Egyptian authorities on Monday said candidates and parties vying for seats in the upcoming parliamentary elections must obtain the approval of the Supreme Electoral Commission if they wish to broadcast campaign advertisements on Egyptian television channels.
The Supreme Electoral Commission on Sunday set a number of rules for campaigns for the parliamentary elections slated for 28 November, and threatened to prevent violators from participating in the elections.
The commission warned candidates against tackling the private lives of any of the candidates or undermining national unity. It also urged them to refrain from using religious logos.
President of the Egyptian Radio and Television Union Osama al-Sheikh said he has not banned any promotional campaigns, adding that paid ads only need the approval of the Supreme Electoral Commission.
Al-Sheikh said advertisement content will be reviewed by the media performance monitoring committee which publishes a periodical report detailing violations.

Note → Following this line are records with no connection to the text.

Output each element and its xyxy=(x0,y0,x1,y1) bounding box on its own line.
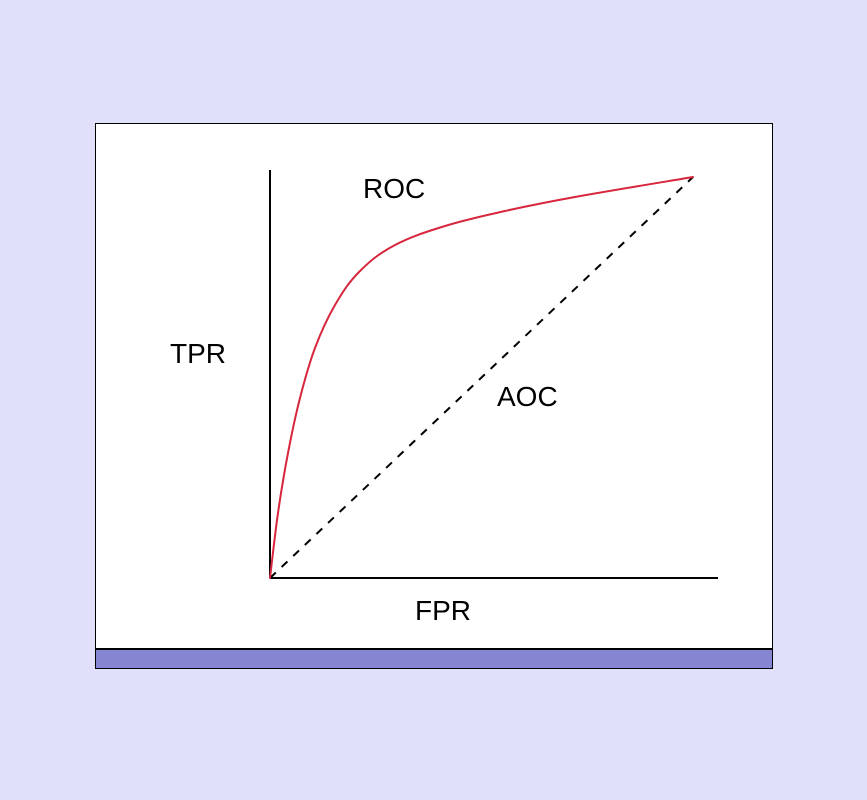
chart-panel: ROC TPR AOC FPR xyxy=(95,123,773,649)
roc-chart xyxy=(95,123,773,649)
footer-bar xyxy=(95,649,773,669)
page-root: ROC TPR AOC FPR xyxy=(0,0,867,800)
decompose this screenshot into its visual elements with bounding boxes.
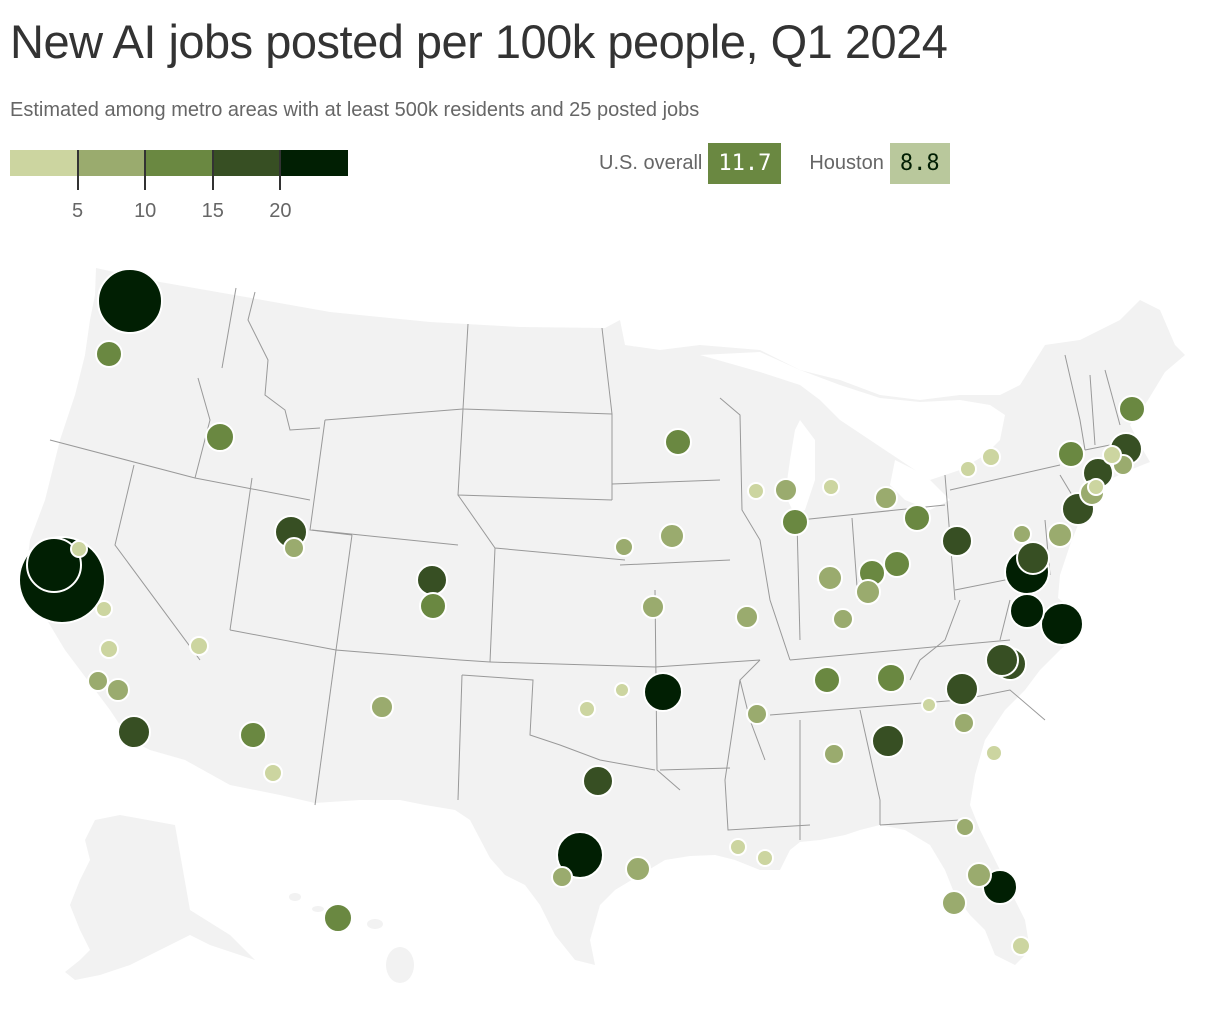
legend-tick-label: 20 [269,200,292,222]
metro-bubble[interactable] [97,268,163,334]
us-overall-label: U.S. overall [599,152,703,174]
legend-bar [10,150,348,176]
metro-bubble[interactable] [756,849,774,867]
metro-bubble[interactable] [99,639,119,659]
metro-bubble[interactable] [664,428,692,456]
metro-bubble[interactable] [205,422,235,452]
metro-bubble[interactable] [953,712,975,734]
metro-bubble[interactable] [1118,395,1146,423]
metro-bubble[interactable] [87,670,109,692]
metro-bubble[interactable] [1011,936,1031,956]
metro-bubble[interactable] [106,678,130,702]
metro-bubble[interactable] [117,715,151,749]
metro-bubble[interactable] [323,903,353,933]
metro-bubble[interactable] [95,600,113,618]
houston-value: 8.8 [889,143,950,184]
metro-bubble[interactable] [781,508,809,536]
metro-bubble[interactable] [641,595,665,619]
metro-bubble[interactable] [1012,524,1032,544]
metro-bubble[interactable] [921,697,937,713]
metro-bubble[interactable] [774,478,798,502]
metro-bubble[interactable] [941,525,973,557]
metro-bubble[interactable] [903,504,931,532]
metro-bubble[interactable] [941,890,967,916]
legend-tick-label: 10 [134,200,157,222]
metro-bubble[interactable] [823,743,845,765]
metro-bubble[interactable] [945,672,979,706]
metro-bubble[interactable] [239,721,267,749]
metro-bubble[interactable] [625,856,651,882]
houston-label: Houston [809,152,884,174]
metro-bubble[interactable] [855,579,881,605]
color-legend: 5 10 15 20 [10,150,348,230]
metro-bubble[interactable] [1057,440,1085,468]
metro-bubble[interactable] [735,605,759,629]
metro-bubble[interactable] [822,478,840,496]
legend-bin-4 [280,150,348,176]
us-overall-value: 11.7 [708,143,782,184]
legend-tick-label: 15 [201,200,224,222]
metro-bubble[interactable] [1040,602,1084,646]
metro-bubble[interactable] [729,838,747,856]
metro-bubble[interactable] [643,672,683,712]
legend-tick [76,150,79,190]
metro-bubble[interactable] [876,663,906,693]
metro-bubble[interactable] [832,608,854,630]
us-bubble-map [0,250,1220,1014]
metro-bubble[interactable] [746,703,768,725]
metro-bubble[interactable] [582,765,614,797]
metro-bubble[interactable] [1009,593,1045,629]
metro-bubble[interactable] [578,700,596,718]
metro-bubble[interactable] [551,866,573,888]
legend-tick-label: 5 [72,200,84,222]
metro-bubble[interactable] [614,682,630,698]
legend-bin-3 [212,150,281,176]
metro-bubble[interactable] [747,482,765,500]
metro-bubble[interactable] [95,340,123,368]
metro-bubble[interactable] [659,523,685,549]
legend-tick [279,150,282,190]
chart-subtitle: Estimated among metro areas with at leas… [10,99,700,121]
metro-bubble[interactable] [813,666,841,694]
legend-bin-2 [145,150,213,176]
metro-bubble[interactable] [817,565,843,591]
legend-bin-0 [10,150,78,176]
metro-bubble[interactable] [70,540,88,558]
metro-bubble[interactable] [614,537,634,557]
reference-values: U.S. overall 11.7 Houston 8.8 [599,143,978,184]
us-basemap [25,268,1185,983]
metro-bubble[interactable] [871,724,905,758]
metro-bubble[interactable] [283,537,305,559]
metro-bubble[interactable] [189,636,209,656]
metro-bubble[interactable] [1047,522,1073,548]
metro-bubble[interactable] [1016,541,1050,575]
metro-bubble[interactable] [883,550,911,578]
metro-bubble[interactable] [985,643,1019,677]
metro-bubble[interactable] [955,817,975,837]
metro-bubble[interactable] [370,695,394,719]
metro-bubble[interactable] [263,763,283,783]
metro-bubble[interactable] [1087,478,1105,496]
chart-title: New AI jobs posted per 100k people, Q1 2… [10,15,948,68]
metro-bubble[interactable] [985,744,1003,762]
legend-bin-1 [77,150,146,176]
metro-bubble[interactable] [1102,445,1122,465]
metro-bubble[interactable] [419,592,447,620]
metro-bubble[interactable] [966,862,992,888]
legend-tick [144,150,147,190]
metro-bubble[interactable] [981,447,1001,467]
legend-tick [211,150,214,190]
metro-bubble[interactable] [959,460,977,478]
metro-bubble[interactable] [874,486,898,510]
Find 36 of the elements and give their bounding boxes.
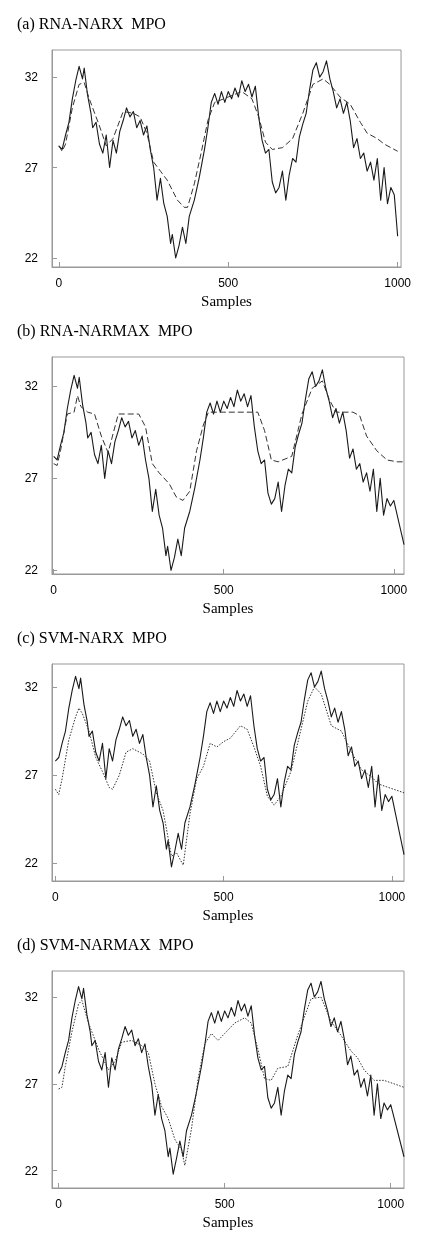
- y-tick-label: 27: [24, 768, 39, 783]
- x-axis-title: Samples: [201, 293, 253, 310]
- x-axis-title: Samples: [202, 907, 254, 924]
- chart-title: (c) SVM-NARX MPO: [17, 628, 167, 647]
- chart-title: (b) RNA-NARMAX MPO: [17, 321, 193, 340]
- x-tick-label: 1000: [384, 276, 412, 290]
- y-tick-label: 27: [24, 1076, 39, 1091]
- y-tick-label: 22: [24, 250, 39, 265]
- x-tick-label: 500: [218, 276, 239, 290]
- x-tick-label: 0: [55, 1197, 63, 1211]
- y-tick-label: 32: [24, 70, 39, 85]
- x-tick-label: 1000: [380, 583, 408, 597]
- chart-title: (d) SVM-NARMAX MPO: [17, 935, 194, 954]
- x-tick-label: 0: [55, 276, 63, 290]
- y-tick-label: 22: [24, 563, 39, 578]
- y-tick-label: 32: [24, 379, 39, 394]
- y-tick-label: 27: [24, 160, 39, 175]
- y-tick-label: 32: [24, 679, 39, 694]
- y-tick-label: 32: [24, 990, 39, 1005]
- y-tick-label: 22: [24, 856, 39, 871]
- x-tick-label: 1000: [378, 890, 406, 904]
- x-tick-label: 1000: [377, 1197, 405, 1211]
- x-tick-label: 0: [50, 583, 58, 597]
- chart-title: (a) RNA-NARX MPO: [17, 14, 166, 33]
- line-series: [58, 60, 399, 259]
- line-series: [53, 369, 405, 571]
- line-series: [58, 78, 399, 208]
- x-tick-label: 500: [213, 890, 234, 904]
- x-axis-title: Samples: [202, 600, 254, 617]
- x-tick-label: 500: [213, 583, 235, 597]
- line-series: [53, 380, 405, 501]
- x-axis-title: Samples: [202, 1214, 254, 1231]
- x-tick-label: 0: [52, 890, 60, 904]
- y-tick-label: 27: [24, 471, 39, 486]
- x-tick-label: 500: [214, 1197, 236, 1211]
- y-tick-label: 22: [24, 1163, 39, 1178]
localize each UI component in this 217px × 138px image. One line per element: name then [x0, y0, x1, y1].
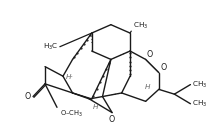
Text: O: O — [147, 50, 153, 59]
Text: H: H — [145, 84, 150, 90]
Text: O: O — [24, 92, 31, 101]
Text: O–CH$_3$: O–CH$_3$ — [60, 109, 83, 120]
Text: H·: H· — [66, 74, 74, 80]
Text: CH$_3$: CH$_3$ — [192, 99, 207, 109]
Text: CH$_3$: CH$_3$ — [192, 79, 207, 90]
Text: O: O — [160, 63, 166, 72]
Text: H$_3$C: H$_3$C — [43, 42, 59, 52]
Text: O: O — [109, 115, 115, 124]
Text: H: H — [93, 104, 99, 110]
Text: CH$_3$: CH$_3$ — [133, 20, 148, 31]
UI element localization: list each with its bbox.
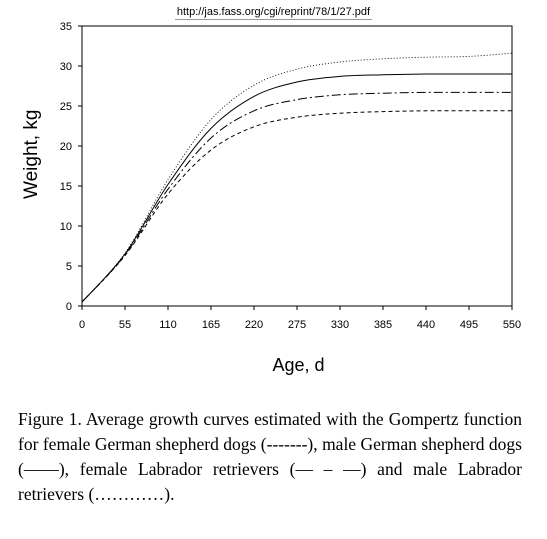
series-line-dash-dot [81,91,512,303]
x-tick-label: 275 [288,319,306,331]
y-tick-label: 15 [60,181,72,193]
series-line-dashed [81,110,512,303]
axis-ticks: 0 5 10 15 20 25 30 35 0 55 110 165 220 275 330 385 440 49… [60,21,521,331]
x-tick-label: 165 [202,319,220,331]
series-group [81,52,513,303]
y-tick-label: 20 [60,141,72,153]
growth-chart: 0 5 10 15 20 25 30 35 0 55 110 165 220 275 330 385 440 49… [60,21,521,331]
x-tick-label: 0 [79,319,85,331]
x-tick-label: 495 [460,319,478,331]
source-url-text[interactable]: http://jas.fass.org/cgi/reprint/78/1/27.… [174,6,373,20]
series-line-solid [81,73,512,303]
x-axis-label: Age, d [272,355,325,375]
x-tick-label: 440 [417,319,435,331]
x-tick-label: 330 [331,319,349,331]
plot-frame [81,25,513,307]
series-line-dotted [81,52,513,303]
x-tick-label: 220 [245,319,263,331]
y-tick-label: 10 [60,221,72,233]
source-url[interactable]: http://jas.fass.org/cgi/reprint/78/1/27.… [0,6,547,20]
x-tick-label: 550 [503,319,521,331]
y-tick-label: 35 [60,21,72,33]
x-tick-label: 385 [374,319,392,331]
x-tick-label: 55 [119,319,131,331]
y-tick-label: 25 [60,101,72,113]
figure-caption: Figure 1. Average growth curves estimate… [18,409,522,504]
y-tick-label: 0 [66,301,72,313]
y-axis-label: Weight, kg [21,109,42,199]
y-tick-label: 5 [66,261,72,273]
y-tick-label: 30 [60,61,72,73]
x-tick-label: 110 [159,319,177,331]
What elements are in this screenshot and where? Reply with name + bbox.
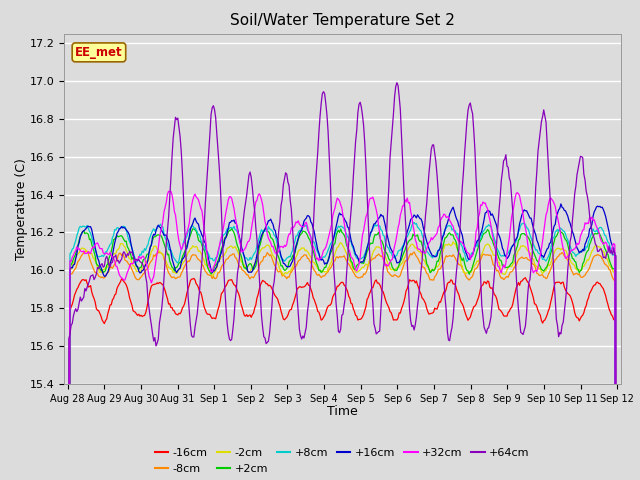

Egyptian state television and the private Al-Mehwar satellite television station have both refused to broadcast promotional advertisements for the Wafd opposition party’s parliamentary candidates.
According to Wafd Party spokesman Mohamed Mostafa Shardi, the Dream, Rotana and Panorama Drama satellite television channels have also refused to run ads for the party, even though Egyptian state television is currently broadcasting campaign promotions for the ruling National Democratic Party.
"For a private television station such as Al-Mehwar to refuse to broadcast our campaign ads is one thing," he said. "But it's another thing for state television–which is paid for by taxpayers–to refuse to run our ads."
"It's an indication that the upcoming parliamentary elections will not be dealt with in a fair manner," Shardi added.
According to Shardi, the ad campaign promotes membership in the party and includes campaign slogans such as “Competition is in your own best interest,” and “Change is real–Join the Wafd."
Wafd Party officials reportedly plan on holding a meeting to discuss the issue, and will recommend that a general assembly be convened to review the party’s decision to field candidates in next month's parliamentary elections.
Observers say the warning issued by the commission is intended to discourage the Muslim Brotherhood from using its traditional logo of "Islam is the Solution," as the regime in Egypt is seeking to prevent a scenario similar to what happened in the 2005 parliamentary election where the Brotherhood won 88 seats in parliament, or 20 percent of its seats.
The Brotherhood is contesting 30 percent of parliamentary seats in this year's election.